Sábado – Pense por si

Francisco Paupério
Francisco Paupério Investigador
19 de fevereiro de 2025 às 10:29

Nunca houve falta de dinheiro

A União Europeia passou de aliada estratégica dos Estados Unidos da América para uma mera observadora externa num dos processos diplomáticos mais relevantes deste século para o território europeu.

Por estes dias, há algo de chocante mas não necessariamente surpreendente. No volte-face geopolítico mais rápido desde a invasão da Ucrânia, numa questão de apenas dias, a União Europeia passou de aliada estratégica dos Estados Unidos da América para uma mera observadora externa num dos processos diplomáticos mais relevantes deste século para o território europeu. Isto mostra a incapacidade da UE liderar, evidenciando a sua fragilidade e peso na ordem mundial.

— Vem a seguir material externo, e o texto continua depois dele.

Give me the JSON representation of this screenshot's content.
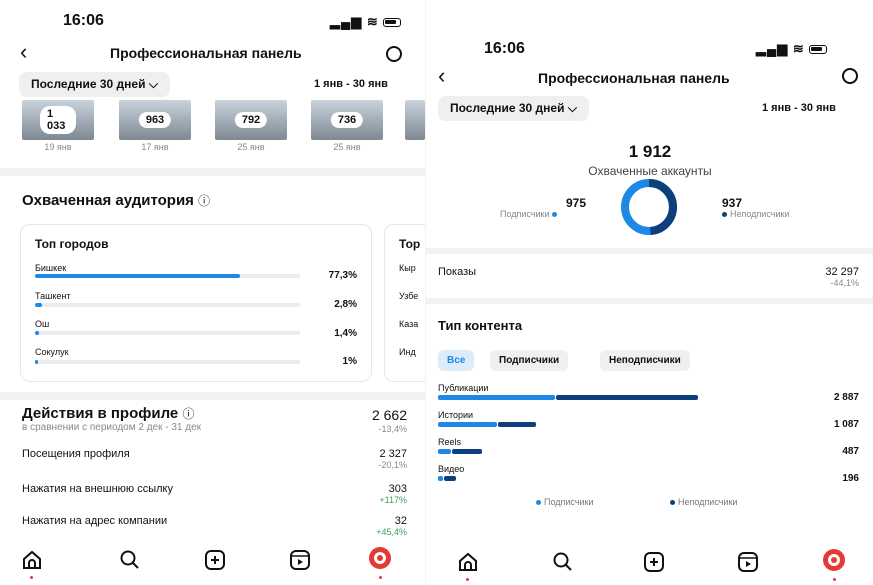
{
  "colors": {
    "accent": "#1e88e5",
    "dark_accent": "#0d3f7a",
    "positive": "#3aa35a"
  },
  "left": {
    "status": {
      "time": "16:06"
    },
    "header": {
      "title": "Профессиональная панель"
    },
    "filter": {
      "period": "Последние 30 дней",
      "range": "1 янв - 30 янв"
    },
    "thumbnails": [
      {
        "count": "1 033",
        "date": "19 янв"
      },
      {
        "count": "963",
        "date": "17 янв"
      },
      {
        "count": "792",
        "date": "25 янв"
      },
      {
        "count": "736",
        "date": "25 янв"
      }
    ],
    "audience": {
      "title": "Охваченная аудитория",
      "cities_title": "Топ городов",
      "next_card_title": "Тор",
      "cities": [
        {
          "name": "Бишкек",
          "percent": "77,3%",
          "value": 0.773
        },
        {
          "name": "Ташкент",
          "percent": "2,8%",
          "value": 0.028
        },
        {
          "name": "Ош",
          "percent": "1,4%",
          "value": 0.014
        },
        {
          "name": "Сокулук",
          "percent": "1%",
          "value": 0.01
        }
      ],
      "next_labels": [
        "Кыр",
        "Узбе",
        "Каза",
        "Инд"
      ]
    },
    "actions": {
      "title": "Действия в профиле",
      "subtitle": "в сравнении с периодом 2 дек - 31 дек",
      "total": "2 662",
      "total_change": "-13,4%",
      "rows": [
        {
          "label": "Посещения профиля",
          "value": "2 327",
          "change": "-20,1%"
        },
        {
          "label": "Нажатия на внешнюю ссылку",
          "value": "303",
          "change": "+117%"
        },
        {
          "label": "Нажатия на адрес компании",
          "value": "32",
          "change": "+45,4%"
        }
      ]
    }
  },
  "right": {
    "status": {
      "time": "16:06"
    },
    "header": {
      "title": "Профессиональная панель"
    },
    "filter": {
      "period": "Последние 30 дней",
      "range": "1 янв - 30 янв"
    },
    "reach": {
      "total": "1 912",
      "label": "Охваченные аккаунты",
      "followers": {
        "value": "975",
        "label": "Подписчики"
      },
      "non_followers": {
        "value": "937",
        "label": "Неподписчики"
      }
    },
    "impressions": {
      "label": "Показы",
      "value": "32 297",
      "change": "-44,1%"
    },
    "content_type": {
      "title": "Тип контента",
      "chips": [
        "Все",
        "Подписчики",
        "Неподписчики"
      ],
      "rows": [
        {
          "label": "Публикации",
          "value": "2 887",
          "followers": 0.45,
          "non_followers": 0.55
        },
        {
          "label": "Истории",
          "value": "1 087",
          "followers": 0.6,
          "non_followers": 0.4
        },
        {
          "label": "Reels",
          "value": "487",
          "followers": 0.3,
          "non_followers": 0.7
        },
        {
          "label": "Видео",
          "value": "196",
          "followers": 0.3,
          "non_followers": 0.7
        }
      ],
      "legend": [
        "Подписчики",
        "Неподписчики"
      ]
    }
  }
}
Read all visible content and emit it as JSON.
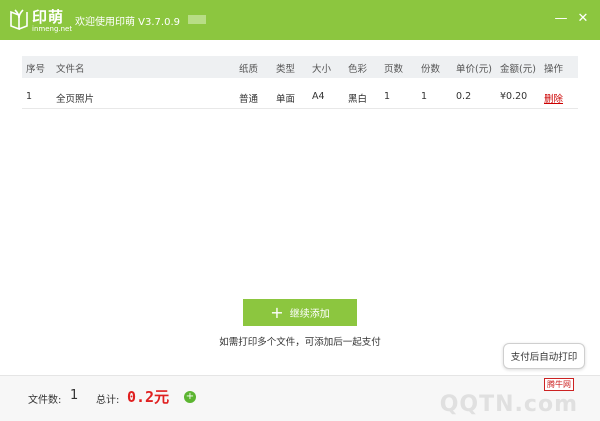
{
  "app": {
    "logo_text": "印萌",
    "logo_sub": "inmeng.net",
    "title": "欢迎使用印萌 V3.7.0.9",
    "minimize_glyph": "—",
    "close_glyph": "✕"
  },
  "table": {
    "headers": [
      "序号",
      "文件名",
      "纸质",
      "类型",
      "大小",
      "色彩",
      "页数",
      "份数",
      "单价(元)",
      "金额(元)",
      "操作"
    ],
    "rows": [
      {
        "index": "1",
        "filename": "全页照片",
        "paper": "普通",
        "type": "单面",
        "size": "A4",
        "color": "黑白",
        "pages": "1",
        "copies": "1",
        "unit_price": "0.2",
        "amount": "¥0.20",
        "action": "删除"
      }
    ]
  },
  "add_more": {
    "label": "继续添加",
    "hint": "如需打印多个文件，可添加后一起支付"
  },
  "auto_print_tip": "支付后自动打印",
  "footer": {
    "file_count_label": "文件数:",
    "file_count": "1",
    "total_label": "总计:",
    "total_value": "0.2元"
  },
  "watermark": {
    "badge": "腾牛网",
    "text": "QQTN.com"
  },
  "colors": {
    "accent": "#8cc63f",
    "total": "#e02020",
    "delete": "#cc0000"
  }
}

A exclusão da União Europeia não é só um golpe diplomático, é também a prova que o ritmo interno que as instituições e as suas lideranças tomam é insatisfatório para gerir crises e ameaças. Perante um estado de alarme, a velocidade da resposta europeia situa-se ainda em níveis decepcionantes. As consecutivas reuniões entre líderes europeus e chefes de estado europeus parecem não acelerar qualquer tipo de movimentação, desconhecendo-se ainda o plano de ação, ou melhor reação. Se o objectivo é mesmo ter um lugar à mesa das grandes decisões, não basta enviar comunicados e fazer reuniões "especiais".

O problema central levantado pela ausência da UE nas negociações de paz não é apenas a frustração de não estar presente num acordo sobre território europeu, mas algo bem mais grave: a percepção global sobre a verdadeira relevância da UE. Ao ser ignorada pelos próprios aliados, porque é que outros não o poderiam fazer? Principalmente, num momento multipolar, a passividade europeia mostra que o continente continua ausente de autonomia estratégica. Mais, ver a China, frequentemente criticada pelos europeus, vítima de guerras comerciais europeias para servir os interesses dos nossos "aliados", defender a inclusão da UE e Ucrânia nas negociações de paz é uma chapada de luva branca na dita aliança estratégica atlântica.

Diante este cenário, a União Europeia precisa de agir. Precisa de agir definindo a sua estratégia para a ação continental e global. Precisa de assumir a sua autonomia estratégica, até de aliados estrangeiros. Precisa de ter capacidade independente e decisiva na defesa dos valores de liberdade e democracia. Mas o que não precisa é de mais soluções que hipotecam o presente e futuro das gerações europeias e mundiais. Nesta semana ouvimos vários líderes defenderem mais uma bazuca europeia, mas desta vez para reforçar a indústria de defesa e complexo militar europeu, para cumprir o acordo da NATO. O que não ouvimos foi a mesma sugestão para resolver problemas graves sociais, no pós-crise financeira de 2008 (onde a resposta foi precisamente contrária). Não ouvimos esta solução para resolver problemas das desigualdades dentro e fora dos países europeus. Não ouvimos para resolver os problemas de habitação que assolam o continente europeu. Não ouvimos como forma de financiar o combate às alterações climáticas. Não ouvimos para estimular a educação. Simplesmente nunca ouvimos para resolver os problemas que afetam as pessoas.

Desengane-se quem ache que não haverá cortes no estado social para financiar este novo investimento. Não há apenas uma maneira de assegurar a independência e segurança territorial. Para além do complexo militar e de defesa, a independência energética é crítica no "combate" aos inimigos externos. O investimento em tecnologia protegendo infraestruturas críticas, dados governamentais/cidadãos e sistemas financeiros. A garantia do abastecimento seguro de alimentos e água potável, monitorizando as cadeias de produção e interiorizá-las no continente. A facilidade com que se substitui prioridades sociais por outras que alimentam um sistema desigual mostra apenas que nunca houve falta de dinheiro, houve e há falta de vontade política de eliminar as desigualdades e injustiças sociais. Perante tudo isto, uma desconexão total entre líderes e povo, entre políticos e cidadãos, como pode aguentar uma democracia?